If I had a nickel for every time I have to push past rarely-worn clothes in my closet…I wouldn’t have very many nickels. And that is by conviction. (That is, by a conviction about not having a cluttered closet, not by conviction about not owning many nickels. I have no conviction against owning nickels.)

In the previous three posts of this clutter buster series, we’ve seen the benefits of decluttering our hearts, minds, and schedules. In this final post, we look at decluttering our movements.

Yes, our movements.

Perhaps you’ve never considered your daily movements as potential clutter. Undoubtedly, some of them are.

The way I see it, every thirty seconds of wasted time accumulates. What time in your day might you regain if you decluttered your life by simplifying your routines?

In search of the waste

All of us have redundant movements we make every day. Or at least regularly.

We make the bed, pull clothes from the closet, feed the dog, pick up our keys, etc.

But what if our daily movements include repeatedly restacking the same papers on our desk? Searching for our missing checkbook? Going through six dry pens in search of a working one? Or stashing cotton balls back in the medicine cabinet every time we open it to pull out a Band-Aid?

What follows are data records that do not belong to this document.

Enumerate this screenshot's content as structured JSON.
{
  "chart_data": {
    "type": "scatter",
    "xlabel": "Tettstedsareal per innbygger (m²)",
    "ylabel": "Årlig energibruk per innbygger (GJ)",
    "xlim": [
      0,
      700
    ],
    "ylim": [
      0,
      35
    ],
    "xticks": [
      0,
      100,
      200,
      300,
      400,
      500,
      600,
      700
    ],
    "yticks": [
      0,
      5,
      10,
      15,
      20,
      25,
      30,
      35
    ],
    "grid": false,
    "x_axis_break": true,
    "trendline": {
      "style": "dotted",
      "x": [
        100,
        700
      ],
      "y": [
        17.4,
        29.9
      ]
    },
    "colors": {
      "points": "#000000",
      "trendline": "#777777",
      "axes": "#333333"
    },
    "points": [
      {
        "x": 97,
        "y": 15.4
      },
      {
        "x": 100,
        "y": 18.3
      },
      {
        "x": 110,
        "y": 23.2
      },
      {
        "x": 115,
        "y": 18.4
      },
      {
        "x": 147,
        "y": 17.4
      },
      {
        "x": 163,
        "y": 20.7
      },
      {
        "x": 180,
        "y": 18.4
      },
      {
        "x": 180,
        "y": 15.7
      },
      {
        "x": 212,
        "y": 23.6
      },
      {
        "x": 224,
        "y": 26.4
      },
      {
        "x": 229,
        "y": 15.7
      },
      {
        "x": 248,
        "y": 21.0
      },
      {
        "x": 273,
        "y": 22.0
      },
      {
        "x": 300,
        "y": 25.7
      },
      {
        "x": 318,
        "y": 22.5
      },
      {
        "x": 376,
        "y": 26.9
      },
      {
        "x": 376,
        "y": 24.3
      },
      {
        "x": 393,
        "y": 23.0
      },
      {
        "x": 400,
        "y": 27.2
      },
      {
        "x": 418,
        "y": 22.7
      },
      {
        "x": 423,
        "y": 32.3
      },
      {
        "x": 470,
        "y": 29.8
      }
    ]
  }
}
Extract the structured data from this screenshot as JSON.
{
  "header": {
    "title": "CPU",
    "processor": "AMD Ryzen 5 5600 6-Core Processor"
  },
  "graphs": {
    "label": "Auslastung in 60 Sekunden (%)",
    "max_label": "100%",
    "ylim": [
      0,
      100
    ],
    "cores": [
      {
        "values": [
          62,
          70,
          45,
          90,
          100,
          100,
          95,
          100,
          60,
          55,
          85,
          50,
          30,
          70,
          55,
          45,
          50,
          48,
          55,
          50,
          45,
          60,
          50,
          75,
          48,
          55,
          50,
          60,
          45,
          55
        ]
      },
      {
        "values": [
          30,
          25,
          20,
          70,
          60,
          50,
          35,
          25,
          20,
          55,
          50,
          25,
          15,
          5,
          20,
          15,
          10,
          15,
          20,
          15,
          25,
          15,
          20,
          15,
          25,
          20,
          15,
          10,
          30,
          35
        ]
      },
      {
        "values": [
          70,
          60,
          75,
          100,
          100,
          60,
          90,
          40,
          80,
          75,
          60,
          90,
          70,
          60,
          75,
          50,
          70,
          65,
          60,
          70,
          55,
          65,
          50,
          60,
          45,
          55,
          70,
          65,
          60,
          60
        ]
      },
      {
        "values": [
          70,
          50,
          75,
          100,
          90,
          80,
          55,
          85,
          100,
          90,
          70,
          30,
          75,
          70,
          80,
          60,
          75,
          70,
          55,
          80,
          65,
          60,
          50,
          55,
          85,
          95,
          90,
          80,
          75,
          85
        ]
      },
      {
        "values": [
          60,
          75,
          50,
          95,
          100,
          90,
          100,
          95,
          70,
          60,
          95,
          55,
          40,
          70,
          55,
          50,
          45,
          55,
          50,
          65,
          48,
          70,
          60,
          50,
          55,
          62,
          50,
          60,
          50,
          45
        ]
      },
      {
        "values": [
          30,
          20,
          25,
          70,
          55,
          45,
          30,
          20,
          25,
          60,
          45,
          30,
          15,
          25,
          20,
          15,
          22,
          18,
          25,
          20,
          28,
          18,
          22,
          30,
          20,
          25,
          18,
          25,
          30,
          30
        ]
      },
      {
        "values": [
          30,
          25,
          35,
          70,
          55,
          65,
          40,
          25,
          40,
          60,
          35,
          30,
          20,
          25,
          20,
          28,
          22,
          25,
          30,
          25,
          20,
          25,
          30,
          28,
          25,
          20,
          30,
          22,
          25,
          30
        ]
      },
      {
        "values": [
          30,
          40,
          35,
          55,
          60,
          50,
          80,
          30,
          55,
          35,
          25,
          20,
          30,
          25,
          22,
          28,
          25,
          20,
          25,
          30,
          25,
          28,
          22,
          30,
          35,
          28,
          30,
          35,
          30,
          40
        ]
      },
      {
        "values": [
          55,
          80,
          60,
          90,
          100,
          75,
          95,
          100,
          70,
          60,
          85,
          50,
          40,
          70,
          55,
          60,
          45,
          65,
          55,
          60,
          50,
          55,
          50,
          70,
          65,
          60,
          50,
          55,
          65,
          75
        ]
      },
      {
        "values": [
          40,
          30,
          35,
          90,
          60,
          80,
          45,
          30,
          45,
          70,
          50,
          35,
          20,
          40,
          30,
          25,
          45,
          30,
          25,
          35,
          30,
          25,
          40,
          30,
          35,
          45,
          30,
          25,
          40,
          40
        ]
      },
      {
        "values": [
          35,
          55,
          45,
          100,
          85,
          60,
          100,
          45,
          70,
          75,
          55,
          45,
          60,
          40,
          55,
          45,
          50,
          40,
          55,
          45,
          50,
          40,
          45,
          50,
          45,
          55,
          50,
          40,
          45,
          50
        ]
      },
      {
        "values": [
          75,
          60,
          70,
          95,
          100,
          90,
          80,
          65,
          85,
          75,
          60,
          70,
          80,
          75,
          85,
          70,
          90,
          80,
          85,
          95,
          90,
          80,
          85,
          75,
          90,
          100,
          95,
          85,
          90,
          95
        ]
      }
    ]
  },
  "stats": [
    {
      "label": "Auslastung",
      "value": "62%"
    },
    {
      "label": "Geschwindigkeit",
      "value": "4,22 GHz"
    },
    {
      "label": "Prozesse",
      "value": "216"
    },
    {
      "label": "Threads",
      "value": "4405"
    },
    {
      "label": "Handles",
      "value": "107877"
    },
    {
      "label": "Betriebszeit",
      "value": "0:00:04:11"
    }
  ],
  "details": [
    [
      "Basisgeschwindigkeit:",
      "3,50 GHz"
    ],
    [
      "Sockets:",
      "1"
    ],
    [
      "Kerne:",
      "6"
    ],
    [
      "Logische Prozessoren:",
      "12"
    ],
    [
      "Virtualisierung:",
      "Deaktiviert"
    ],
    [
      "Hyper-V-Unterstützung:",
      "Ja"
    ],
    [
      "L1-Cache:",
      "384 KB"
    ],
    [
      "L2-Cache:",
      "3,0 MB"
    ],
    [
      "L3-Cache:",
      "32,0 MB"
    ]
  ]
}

Over the course of a year, those wasted moments accumulate. What time might we reclaim if we targeted our unnecessary repetitive actions and streamlined them?

The cost of storage

There is a cost for hoarding stuff, and usually that cost is time. Decluttering your stuff simplifies your movements. Fewer movements saves you wasted time and energy.

Where does physical clutter tend to accumulate for you? Closet? Garage? Desk? Tools? Junk drawer?

Look for the things you do every day that can be decluttered to free your time to get more done.

Operation simplify

There are a few essential skills you must develop to live a clutter-free life:

  • Decision making—Often we allow stuff to hang around just because we don’t know what to do with it. Becoming decisive allows us to immediately deal with emails, mail, books, etc. the first time we touch them.
  • Filing—I refuse to spend significant portions of time shuffling and reshuffling through papers that could have just as easily been filed and then quickly retrieved.
  • Freedom from things—There are a few items in all of our lives that are justified in having sentimental value. But if you have trouble throwing anything away—just because it could maybe be useful some day—then you have a genuine bondage to things!
  • Personal discipline—When it really comes down to it, the baseline of living without clutter is living by your mother’s axiom: “A place for everything and everything in its place.”

So here’s your challenge for today: find one area of your life—physical or electronic—that continually attracts clutter, and declutter that one area. Your day will be fuller because of it. Better yet, tomorrow will be freer.

Decluttering your routines allows you to obey Ephesians 5:16, “Redeeming the time, because the days are evil.”